In South Africa a paediatric pulmonologist is a paediatrician who, after receiving a medical degree (M.B.Ch.B), complete 4 years of registrar training in paediatric medicine, followed by at least two additional years of subspeciality fellowship training in paediatric pulmonology. After satisfactorily completing a fellowship in paediatric pulmonary medicine, the physician is permitted to take the board certification examination of the College of Medicine of South Africa (CMSA) in paediatric pulmonary medicine. After passing this exam, the physician is then certified as a paediatric pulmonologist.
What to expect during a paediatric pulmonology visit?
Your first visit will be at least an hour long. Follow up visits are usually 30 minutes long. The paediatric pulmonologist, >Dr Fiona Kritzinger, begins the consultation with an opportunity which allows you to express your concerns regarding your child’s health. Then she asks general questions regarding your child's birth, past medical history, growth and development as well as specific questions related to lung and breathing disorders.
She then performs a general physical examination with specific focus on the respiratory system. Once she has completed her clinical assessment she may discuss the need and reason for further investigations or procedures if it is indicated. Some of the tests and procedures which she may recommend or perform are listed below:
Common tests and procedures in paediatric pulmonology
The paediatric pulmonologist may utilise some of the following investigations to diagnose or follow on your child's lung or breathing disorder:
1. Laboratory investigation of blood (blood tests)
to exclude allergy and immune system dysfunction for example. Sometimes arterial blood gas measurements are also required to assess the function of the respiratory system.
2. Imaging studies:
For example X-ray, Computerized axial tomography (CAT or CT) scan, Magnetic resonance imaging (MRI) and Ultrasound.
3. Oxygen and carbon dioxide monitoring
4. Pulmonary function testing
Pulmonary function testing is a series of breathing tests. It measures how well your child's lungs are working. If your child takes medicine to help him breathe, pulmonary function testing can help figure out how well the medicine is working. Pulmonary function tests do not hurt.
5. Sweat test:
A sweat test measures the amount of chloride and sodium in the patient's sweat. It takes up to 30 minutes to collect the sweat in a small plastic container that is placed around the forearm (similar to a watch). A high level of chloride or sodium can be an indication of cystic fibrosis. Most children referred for a sweat test will NOT have cystic fibrosis, but the test is still necessary to rule out the possibility of cystic fibrosis in a child with a chronic lung disease.
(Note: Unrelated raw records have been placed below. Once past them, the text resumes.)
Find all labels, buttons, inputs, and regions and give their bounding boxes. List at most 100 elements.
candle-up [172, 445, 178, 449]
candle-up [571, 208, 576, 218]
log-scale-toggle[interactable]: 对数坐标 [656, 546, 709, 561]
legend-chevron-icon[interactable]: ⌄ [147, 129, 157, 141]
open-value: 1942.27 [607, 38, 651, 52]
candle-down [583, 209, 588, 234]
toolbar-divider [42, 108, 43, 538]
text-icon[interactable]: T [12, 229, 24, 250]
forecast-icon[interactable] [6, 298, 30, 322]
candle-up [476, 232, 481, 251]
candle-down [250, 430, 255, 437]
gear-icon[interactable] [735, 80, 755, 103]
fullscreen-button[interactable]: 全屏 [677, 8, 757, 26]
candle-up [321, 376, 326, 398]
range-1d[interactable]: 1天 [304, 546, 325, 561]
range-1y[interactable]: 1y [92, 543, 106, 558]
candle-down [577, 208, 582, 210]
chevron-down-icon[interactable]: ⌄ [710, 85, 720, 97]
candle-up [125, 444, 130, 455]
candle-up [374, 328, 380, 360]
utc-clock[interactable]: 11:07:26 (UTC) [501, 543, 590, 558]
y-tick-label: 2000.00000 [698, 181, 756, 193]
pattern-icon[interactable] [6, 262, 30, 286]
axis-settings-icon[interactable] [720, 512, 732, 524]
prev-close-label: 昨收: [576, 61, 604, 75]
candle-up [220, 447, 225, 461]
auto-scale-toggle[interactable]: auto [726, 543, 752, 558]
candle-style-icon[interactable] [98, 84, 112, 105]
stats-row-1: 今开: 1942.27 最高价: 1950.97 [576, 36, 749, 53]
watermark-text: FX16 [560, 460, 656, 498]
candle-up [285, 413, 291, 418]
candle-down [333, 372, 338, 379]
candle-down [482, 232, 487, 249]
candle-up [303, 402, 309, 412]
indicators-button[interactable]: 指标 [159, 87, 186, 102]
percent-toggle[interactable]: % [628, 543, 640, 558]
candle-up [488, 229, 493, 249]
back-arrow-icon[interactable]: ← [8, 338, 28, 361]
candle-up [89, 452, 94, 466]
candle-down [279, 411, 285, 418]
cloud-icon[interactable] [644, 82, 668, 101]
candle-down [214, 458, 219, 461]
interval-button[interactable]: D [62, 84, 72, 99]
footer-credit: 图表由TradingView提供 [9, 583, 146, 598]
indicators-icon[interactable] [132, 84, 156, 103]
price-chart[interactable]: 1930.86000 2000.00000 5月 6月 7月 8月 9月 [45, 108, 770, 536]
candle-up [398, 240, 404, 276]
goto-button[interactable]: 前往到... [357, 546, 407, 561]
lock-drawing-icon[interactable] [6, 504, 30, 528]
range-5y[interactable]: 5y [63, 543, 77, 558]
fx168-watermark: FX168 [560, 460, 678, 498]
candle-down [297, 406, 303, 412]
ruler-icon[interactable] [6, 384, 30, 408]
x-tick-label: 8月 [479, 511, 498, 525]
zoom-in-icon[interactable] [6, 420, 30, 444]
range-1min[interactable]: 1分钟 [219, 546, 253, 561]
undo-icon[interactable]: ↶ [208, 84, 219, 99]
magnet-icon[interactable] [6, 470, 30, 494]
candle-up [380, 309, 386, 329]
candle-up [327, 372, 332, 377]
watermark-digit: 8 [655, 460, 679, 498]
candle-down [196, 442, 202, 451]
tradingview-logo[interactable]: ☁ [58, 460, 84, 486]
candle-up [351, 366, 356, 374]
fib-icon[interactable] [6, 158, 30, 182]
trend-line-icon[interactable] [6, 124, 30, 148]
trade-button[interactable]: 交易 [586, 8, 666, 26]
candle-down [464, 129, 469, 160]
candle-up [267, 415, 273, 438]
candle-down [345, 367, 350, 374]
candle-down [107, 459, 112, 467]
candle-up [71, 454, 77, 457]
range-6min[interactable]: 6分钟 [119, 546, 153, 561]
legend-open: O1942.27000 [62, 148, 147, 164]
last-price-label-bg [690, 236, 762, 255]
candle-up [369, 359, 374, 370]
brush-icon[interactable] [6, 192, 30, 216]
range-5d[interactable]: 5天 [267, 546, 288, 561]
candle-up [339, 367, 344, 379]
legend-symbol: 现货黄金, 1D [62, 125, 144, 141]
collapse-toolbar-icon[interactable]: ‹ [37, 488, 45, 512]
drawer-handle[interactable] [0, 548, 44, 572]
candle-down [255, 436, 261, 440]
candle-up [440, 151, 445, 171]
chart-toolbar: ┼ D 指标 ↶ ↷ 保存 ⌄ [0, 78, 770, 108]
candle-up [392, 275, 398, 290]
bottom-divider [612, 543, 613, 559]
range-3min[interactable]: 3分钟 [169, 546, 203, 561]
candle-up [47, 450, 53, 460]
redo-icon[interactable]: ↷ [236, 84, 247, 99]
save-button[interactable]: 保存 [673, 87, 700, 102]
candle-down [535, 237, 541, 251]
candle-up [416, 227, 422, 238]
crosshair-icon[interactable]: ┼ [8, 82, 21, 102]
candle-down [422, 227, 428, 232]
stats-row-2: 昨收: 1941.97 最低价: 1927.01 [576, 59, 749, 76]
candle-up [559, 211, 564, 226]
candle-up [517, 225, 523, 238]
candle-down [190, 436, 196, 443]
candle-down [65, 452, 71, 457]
6. Flexible fiber-optic bronchoscopy
Flexible fiber-optic bronchoscopy (FFB) allows pulmonologists to look inside the lungs with a fiber-optic scope. Using a sophisticated flexible fiber-optic instrument (flexible bronchoscope), the paediatric pulmonologist is able to explore the trachea (windpipe), main stem bronchi, and some of the small bronchi (airways). The procedure is most often used to exclude airway abnormalities and to do a bronchoalveolar lavage. This procedure may also be used to remove foreign objects that have been inhaled. It does not involve surgery, but does require sedation.
7. Bronchoalveolar lavage
This procedure helps the paediatric pulmonologist to diagnose and understand the progression of lung disease. A small, fiber-optic tube (bronchoscope) is placed into the lung, a small amount of saline is flushed into a small segment of the lung and then aspirated (sucked up) again. The sample of fluid removed contains secretions, cells, and proteins from the lungs. Doctors can analyse the sample to determine what may be occurring in the patient's lungs.
8. Polysomnography(Sleep Studies)
A polysomnography is a test performed in a hospital while the patient is asleep (usually night time) to diagnose sleep apnea. During the study we record the breathing rate, heart rate, oxygen saturation (level of oxygen in the blood), flow of air during breathing and the sleep stage of the patient by placing a variety of electrodes (stickers) and an elastic band around the chest and abdomen. This is a safe procedure and not painful.